There is another useful function which such a council or commission might fulfil. The Minister, with his expert advisers, might sometimes arrive at certain conclusions to which he would like to give practical effect, but he may feel unable to do so because he might antagonise important agricultural interests who would not fully understand the situation.

If he had a body of expert agricultural advisers, drawn mainly from the ranks of first-class farmers, to consult, and if he enjoyed confidential relations with such a body, he could, after consultation with that body, give effect to administrative and other measures which would probably arouse the most intense opposition if he did not strengthen his hand in advance by some such consultation.

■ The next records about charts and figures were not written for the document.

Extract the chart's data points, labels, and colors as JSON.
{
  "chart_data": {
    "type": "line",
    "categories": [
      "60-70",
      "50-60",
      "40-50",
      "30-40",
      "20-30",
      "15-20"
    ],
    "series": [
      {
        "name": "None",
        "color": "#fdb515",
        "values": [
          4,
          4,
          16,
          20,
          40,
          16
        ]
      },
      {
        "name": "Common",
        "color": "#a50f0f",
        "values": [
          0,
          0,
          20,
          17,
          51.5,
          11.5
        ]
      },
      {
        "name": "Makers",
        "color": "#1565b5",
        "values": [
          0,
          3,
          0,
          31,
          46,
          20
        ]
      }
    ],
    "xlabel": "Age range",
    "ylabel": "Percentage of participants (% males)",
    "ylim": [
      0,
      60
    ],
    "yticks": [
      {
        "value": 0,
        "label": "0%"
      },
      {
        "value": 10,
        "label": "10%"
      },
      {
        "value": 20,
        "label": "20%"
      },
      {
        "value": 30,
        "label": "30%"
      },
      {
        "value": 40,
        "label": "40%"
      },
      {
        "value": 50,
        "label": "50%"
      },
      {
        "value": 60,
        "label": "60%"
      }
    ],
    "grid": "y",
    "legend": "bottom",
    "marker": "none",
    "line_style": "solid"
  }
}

In general, my feeling is that we have had over a number of years policies of economic impoverishment, owing to various causes, and if I may speak for a moment -- it is rather a lapse, I admit -- as a partisan rather than as a purely non-partisan person, I would say that there were certain aspects of the policy which has triumphed at the recent election which did involve economic impoverishment; but I also say that you are not under any democratic obligation to give effect to a policy of economic impoverishment, even if you did win an election by such means.

I would emphasise that the people will forgive any Government which, however it won an election, has the sense to abandon a policy of economic impoverishment in favour of a policy which promises to enrich and promote the welfare of the nation as a whole. In general, I hope we shall be able to co-operate with the Government in every possible way in trying to put the agricultural industry back on its feet.